(1.) The question for decision is whether the purchase by plaintiff of the office of Paricharaka is valid. From the finding as to the duties of Paricharaka it is clear, that it is a religious office. It also appears that plaintiff is not connected with the family that held the office.
(2.) In Rajah Varmah Vallia v. Ravi Varmah Kunhi Kutti (1876) I.L.R. 1 Mad. 285 at page 252, the Judicial Committee expressed their opinion that a custom which allowed the sale of a trusteeship for the pecuniary advantage of the trustee would be bad in law. The trusteeship referred to in that case was the Uraima of a Malabar temple. In a prior portion of the judgment we find the following: "The first question is whether independently of custom persons holding such a trust are capable of transferring it at their own will. No authority has been laid before their Lordships for this proposition; principle and reason seem to be strongly opposed to such a power and particularly to such an exercise of it as has taken place in this case."
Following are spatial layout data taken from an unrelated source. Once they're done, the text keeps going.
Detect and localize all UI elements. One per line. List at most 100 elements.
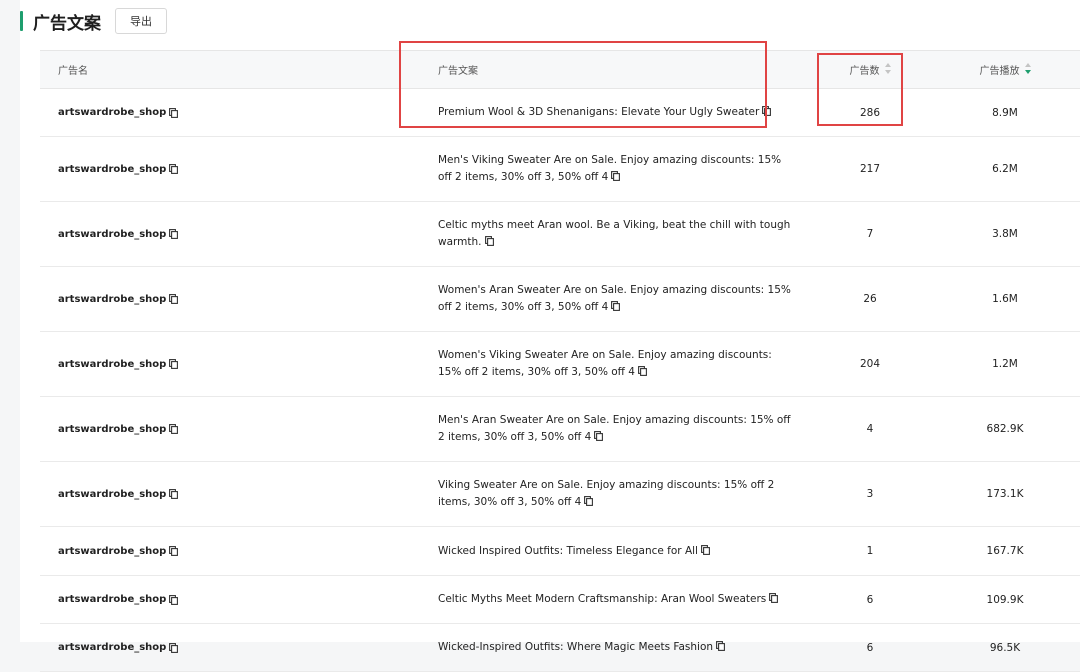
ad-copy-cell: Celtic Myths Meet Modern Craftsmanship: … [420,576,810,623]
copy-icon[interactable] [169,359,179,369]
copy-icon[interactable] [484,235,494,246]
ad-plays-cell: 96.5K [989,641,1021,654]
ad-name-cell: artswardrobe_shop [40,397,420,461]
ad-name-cell: artswardrobe_shop [40,89,420,136]
ad-copy-wrap: Viking Sweater Are on Sale. Enjoy amazin… [438,477,798,511]
copy-icon[interactable] [584,495,594,506]
ad-plays-cell: 173.1K [986,488,1024,500]
copy-icon[interactable] [169,164,179,174]
copy-icon[interactable] [169,642,179,653]
ad-copy-text: Men's Viking Sweater Are on Sale. Enjoy … [438,154,782,183]
ad-name-cell: artswardrobe_shop [40,267,420,331]
copy-icon[interactable] [637,365,647,376]
copy-icon[interactable] [762,105,772,116]
ad-name: artswardrobe_shop [58,545,167,557]
ad-count-cell: 204 [859,358,881,370]
ad-count-cell: 286 [859,106,881,119]
table-row: artswardrobe_shop Premium Wool & 3D Shena… [40,89,1080,137]
table-row: artswardrobe_shop Women's Viking Sweater … [40,332,1080,397]
ad-plays-cell: 109.9K [986,593,1024,606]
copy-icon[interactable] [169,424,179,434]
ad-name: artswardrobe_shop [58,107,167,118]
copy-icon[interactable] [169,294,179,304]
ad-count-cell: 26 [863,293,877,305]
ad-copy-cell: Wicked Inspired Outfits: Timeless Elegan… [420,527,810,575]
ad-copy-wrap: Celtic Myths Meet Modern Craftsmanship: … [438,591,779,608]
section-header: 广告文案 导出 [20,8,167,34]
ad-name-cell: artswardrobe_shop [40,137,420,201]
table-body: artswardrobe_shop Premium Wool & 3D Shena… [40,89,1080,672]
ad-name: artswardrobe_shop [58,423,167,435]
copy-icon[interactable] [169,546,179,556]
ad-name-cell: artswardrobe_shop [40,527,420,575]
ad-copy-table: 广告名 广告文案 广告数 广告播放 artswardrobe_shop Premi… [40,50,1080,672]
ad-copy-text: Wicked Inspired Outfits: Timeless Elegan… [438,544,698,557]
table-row: artswardrobe_shop Women's Aran Sweater Ar… [40,267,1080,332]
copy-icon[interactable] [169,107,179,118]
ad-name: artswardrobe_shop [58,642,167,653]
ad-copy-cell: Women's Viking Sweater Are on Sale. Enjo… [420,332,810,396]
ad-plays-cell: 682.9K [986,423,1024,435]
ad-copy-text: Women's Viking Sweater Are on Sale. Enjo… [438,349,772,378]
copy-icon[interactable] [169,229,179,239]
ad-copy-wrap: Men's Viking Sweater Are on Sale. Enjoy … [438,152,798,186]
ad-copy-wrap: Men's Aran Sweater Are on Sale. Enjoy am… [438,412,798,446]
table-header: 广告名 广告文案 广告数 广告播放 [40,51,1080,89]
ad-copy-cell: Wicked-Inspired Outfits: Where Magic Mee… [420,624,810,671]
ad-copy-cell: Celtic myths meet Aran wool. Be a Viking… [420,202,810,266]
col-header-ad-plays-label: 广告播放 [979,66,1020,77]
ad-count-cell: 6 [866,641,874,654]
ad-plays-cell: 3.8M [992,228,1018,240]
col-header-ad-count[interactable]: 广告数 [810,51,930,88]
title-accent-bar [20,11,23,31]
copy-icon[interactable] [769,592,779,603]
table-row: artswardrobe_shop Men's Viking Sweater Ar… [40,137,1080,202]
export-button[interactable]: 导出 [115,8,167,34]
table-row: artswardrobe_shop Men's Aran Sweater Are … [40,397,1080,462]
ad-copy-text: Men's Aran Sweater Are on Sale. Enjoy am… [438,414,791,443]
ad-name-cell: artswardrobe_shop [40,462,420,526]
table-row: artswardrobe_shop Wicked-Inspired Outfits… [40,624,1080,672]
sort-icon[interactable] [884,62,891,77]
ad-count-cell: 217 [859,163,881,175]
ad-plays-cell: 1.2M [992,358,1018,370]
ad-copy-wrap: Wicked Inspired Outfits: Timeless Elegan… [438,543,710,560]
col-header-ad-count-label: 广告数 [849,66,880,77]
ad-name-cell: artswardrobe_shop [40,202,420,266]
ad-copy-text: Celtic Myths Meet Modern Craftsmanship: … [438,593,767,605]
table-row: artswardrobe_shop Celtic Myths Meet Moder… [40,576,1080,624]
ad-count-cell: 7 [866,228,874,240]
ad-name: artswardrobe_shop [58,163,167,175]
copy-icon[interactable] [701,544,710,555]
copy-icon[interactable] [611,300,621,311]
ad-copy-wrap: Premium Wool & 3D Shenanigans: Elevate Y… [438,104,772,121]
ad-copy-wrap: Women's Aran Sweater Are on Sale. Enjoy … [438,282,798,316]
ad-name: artswardrobe_shop [58,228,167,240]
ad-copy-text: Premium Wool & 3D Shenanigans: Elevate Y… [438,106,760,118]
ad-count-cell: 6 [866,593,874,606]
copy-icon[interactable] [169,489,179,499]
col-header-ad-name: 广告名 [58,66,88,77]
copy-icon[interactable] [594,430,604,441]
ad-name: artswardrobe_shop [58,293,167,305]
ad-count-cell: 3 [866,488,874,500]
copy-icon[interactable] [611,170,621,181]
table-row: artswardrobe_shop Celtic myths meet Aran … [40,202,1080,267]
col-header-ad-copy: 广告文案 [438,66,478,77]
ad-count-cell: 1 [866,545,874,557]
ad-copy-cell: Men's Aran Sweater Are on Sale. Enjoy am… [420,397,810,461]
ad-copy-wrap: Celtic myths meet Aran wool. Be a Viking… [438,217,798,251]
table-row: artswardrobe_shop Wicked Inspired Outfits… [40,527,1080,576]
col-header-ad-plays[interactable]: 广告播放 [930,51,1080,88]
ad-name: artswardrobe_shop [58,594,167,605]
copy-icon[interactable] [169,594,179,605]
ad-name-cell: artswardrobe_shop [40,576,420,623]
ad-name: artswardrobe_shop [58,358,167,370]
sort-desc-icon[interactable] [1024,62,1031,77]
ad-name-cell: artswardrobe_shop [40,624,420,671]
ad-copy-text: Wicked-Inspired Outfits: Where Magic Mee… [438,641,714,653]
ad-copy-wrap: Women's Viking Sweater Are on Sale. Enjo… [438,347,798,381]
ad-name-cell: artswardrobe_shop [40,332,420,396]
section-title: 广告文案 [33,13,101,34]
ad-copy-cell: Premium Wool & 3D Shenanigans: Elevate Y… [420,89,810,136]
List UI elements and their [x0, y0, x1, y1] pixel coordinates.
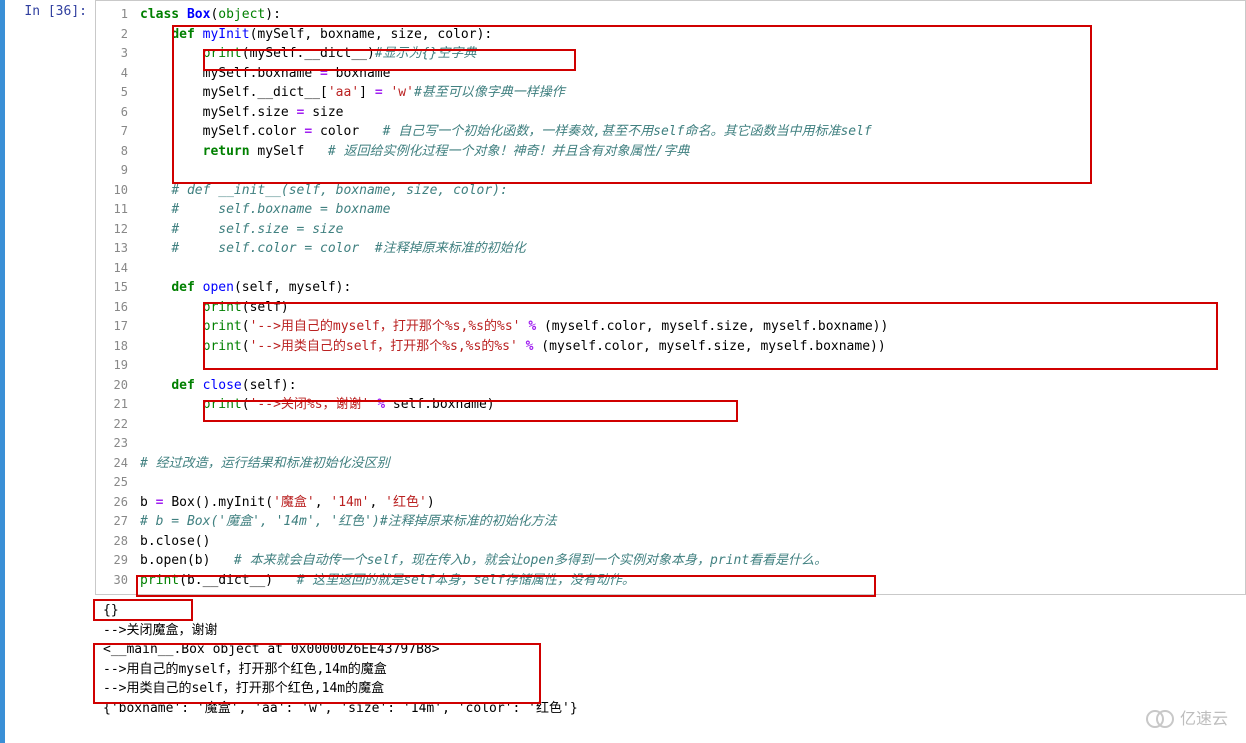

(3.) In Kuppa v. Dnraswami (1882) I.L.R. 6 Mad. 76, it was held, following the dictum of the Privy. Council in the above case that alienation of religious trusts and offices is generally illegal, although it might be valid in exceptional circumstances such as when the transfer was to the next heir to the office. This principle was followed in Annaswami Pillai v. Ramakrishna Mudaliar (1900) I.L.R. 24 Mad. 219 and in Lakshmanaswami Naidu v. Ranrgamma (1902) I.L.R. 26 Mad. 31, it was held that the sale of a religious office was opposed to public policy, and a similar view was taken in Sundarambal Ammal v. Yogavana Gurakkal (1914) I.L.R. 38 Mad. 850 We have not been referred to any authority directly to the contrary although a custom recognising the validity of a transfer to those who by birth or marriage are entitled to hold the office was held to be reasonable in Mahamaya Debi v. Haridas Haldar (1914) I.L.R. 12 Cal. 455 and in Mancharam v. Pranshankar (1882) I.L.R. 6 Bom. 298, a transfer to one next in the line of succession was also held to be valid. These exceptional cases need not be considered now for the transfer in the present case was made for consideration to a stranger. In accordance with the dictum in Rajah Varma Vallia v. Ravi Varma Kunhi Kutti (1876) I.L.R. 1 Mad. 235. (P.C.) which has been followed by all the subsequent decisions of this Court we hold that the alienation sued on was invalid and dismiss this Second Appeal with costs.